Jakarta, FORTUNE - Menteri Keuangan Sri Mulyani Indrawati memproyeksikan perekonomian kuartal III-2024 akan tumbuh pada kisaran 5,06 persen. Angka tersebut sejalan dengan target pertumbuhan ekonomi yang dipatok pemerintah dalam APBN 2024, yakni sekitar 5,2 persen.
"Kita lihat untuk pertumbuhan ekonomi, APBN 2024 menggunakan asumsi 5,2 persen. Untuk semester I kita adalah di 5,08 persen, kuartal II di 5,05 persen. Kami memperkirakan kuartal III masih akan relatif stabil, sedikit di atas 5 persen. Menurut estimasi BKF di 5,06 persen. Jadi ini mungkin masih akan on track di sekitar angka tersebut," ujarnya dalam konferensi pers APBN KiTA, Senin (23/9).
Selain pertumbuhan ekonomi, Sri Mulyani juga melaporkan realisasi inflasi secara tahunan (year on year/yoy) masih berada pada 2,12 persen. Angka ini masih berada pada kisaran target APBN, yakni sebesar 2,8 persen.
"Jadi, masih sedikit di bawah asumsi APBN 2024. Ini cukup baik. Berarti kita mampu mengendalikan sesuai dengan asumsi," ujarnya.
Kemudian, nilai tukar rupiah terhadap dolar (US$) realisasinya mencapai Rp15.897 secara tahun kalender (year to date) dan Rp15.287 pada akhir periode (end of period/eop) atau Agustus 2024.
"Kalau kita lihat rata-rata satu tahun ini, apresiasi sudah 0,84 persen," katanya.
Kemudian, yield SBN 10 tahun Indonesia berada pada 6,81 persen ytd dan 6,53 persen eop. Angka tersebut juga masih pada kisaran target APBN yang sebesar 6,7 persen.
"Masih ada di sekitar atau dekat dengan asumsi 2024," ujarnya.
Untuk harga minyak mentah Indonesia (Indonesian crude price/ICP), dari asumsi APBN sebesar US$80 per barel, realisasinya mencapai US$81,02 per barel ytd.

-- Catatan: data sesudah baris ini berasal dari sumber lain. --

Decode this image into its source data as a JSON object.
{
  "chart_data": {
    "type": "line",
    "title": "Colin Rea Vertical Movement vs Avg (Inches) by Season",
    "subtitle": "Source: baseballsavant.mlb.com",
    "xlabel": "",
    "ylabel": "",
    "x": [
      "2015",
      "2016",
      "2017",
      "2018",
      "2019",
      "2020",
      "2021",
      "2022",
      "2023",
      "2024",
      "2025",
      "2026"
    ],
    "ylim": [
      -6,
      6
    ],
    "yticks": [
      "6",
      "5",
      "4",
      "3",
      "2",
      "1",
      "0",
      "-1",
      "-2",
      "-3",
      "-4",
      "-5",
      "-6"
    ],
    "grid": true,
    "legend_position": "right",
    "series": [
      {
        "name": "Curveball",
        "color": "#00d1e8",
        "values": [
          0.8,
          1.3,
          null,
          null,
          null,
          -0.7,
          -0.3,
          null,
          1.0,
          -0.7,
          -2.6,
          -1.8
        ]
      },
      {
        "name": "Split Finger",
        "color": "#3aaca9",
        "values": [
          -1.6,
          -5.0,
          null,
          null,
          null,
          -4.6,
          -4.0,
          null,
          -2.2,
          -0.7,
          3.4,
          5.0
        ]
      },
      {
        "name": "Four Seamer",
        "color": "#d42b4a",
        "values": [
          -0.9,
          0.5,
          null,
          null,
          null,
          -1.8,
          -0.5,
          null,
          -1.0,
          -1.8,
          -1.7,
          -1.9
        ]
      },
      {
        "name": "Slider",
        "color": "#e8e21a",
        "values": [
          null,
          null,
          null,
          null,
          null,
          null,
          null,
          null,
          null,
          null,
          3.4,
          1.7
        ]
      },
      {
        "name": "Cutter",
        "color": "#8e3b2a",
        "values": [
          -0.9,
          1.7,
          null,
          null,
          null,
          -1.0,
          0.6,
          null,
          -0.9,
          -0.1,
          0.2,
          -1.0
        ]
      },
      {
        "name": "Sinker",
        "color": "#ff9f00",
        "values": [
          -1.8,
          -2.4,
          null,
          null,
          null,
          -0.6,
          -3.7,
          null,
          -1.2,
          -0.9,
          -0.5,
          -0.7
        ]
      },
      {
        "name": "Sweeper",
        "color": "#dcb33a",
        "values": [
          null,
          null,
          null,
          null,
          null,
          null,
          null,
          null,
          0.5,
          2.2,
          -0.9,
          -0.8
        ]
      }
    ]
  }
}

"Nah, ini masih sangat dekat meskipun end of period di bawah US$80 per barel yaitu US$78,5 per barel," katanya.
Sedangkan untuk lifting minyak, dari target 635.000 barel per hari, realisasinya mencapai 569.000 barel per hari.
"Realisasinya jauh di bawah asumsi APBN, demikian juga dengan lifting gas yang realisasinya 969,1 juta barel per hari sedangkan asumsi APBN 1,033 juta barel per hari. Ini yang menyebabkan PNBP migas kita mengalami kontraksi tinggi. Karena lifting minyak dan gas jauh di bawah yang diasumsikan sementara harga minyaknya cenderung melemah di bawah asumsi," ujarnya.